The back door also has support for disabling and enabling silent mode, in addition to locking the device, so that the victim is not alerted during an incoming call. 

Once the unconditional call forwarding is set on the victim’s device, the attacker - who has already stolen the victim’s credentials (the first factor in two-factor authentication and authorization) - can then initiate a transaction.
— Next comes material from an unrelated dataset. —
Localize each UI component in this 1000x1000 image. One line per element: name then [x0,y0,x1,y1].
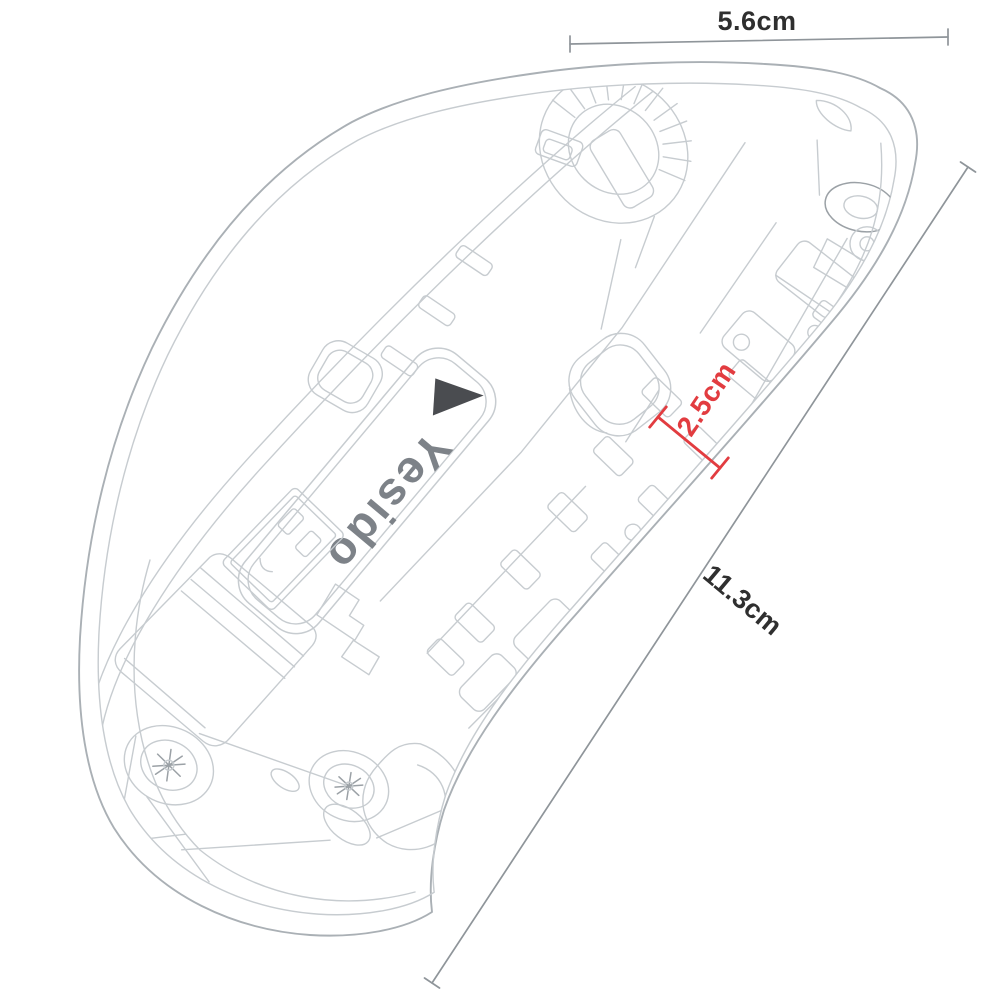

As part of the design, when the system demands the victim to enter the second factor which is the authorization token sent through a voice call, the attacker will get the call through call forwarding and enter the second factor as well to complete the transaction.

How can we protect ourselves from this type of threats?

It's Mitigation, Symantec recommend to follow these simple practices that will avoid those threats.

  • To protect against this kind of threat on mobile devices, Symantec recommends the following security best practices:
  • Keep your software up to date.
  • Refrain from downloading apps from unfamiliar sites.
  • Only install apps from trusted sources.
  • Pay close attention to the permissions requested by an app.
  • Install a suitable mobile security app, in order to protect your device and data. Symantec and Norton products, for instance, are able to detect the banking Trojan Android.Bankosy. 
  • Make frequent backups of important data.

In a world where there's always threat, we need to be prepared and know how to act. That's why it's good to see several brands that care about computer security giving us tips on how to prevent such attacks.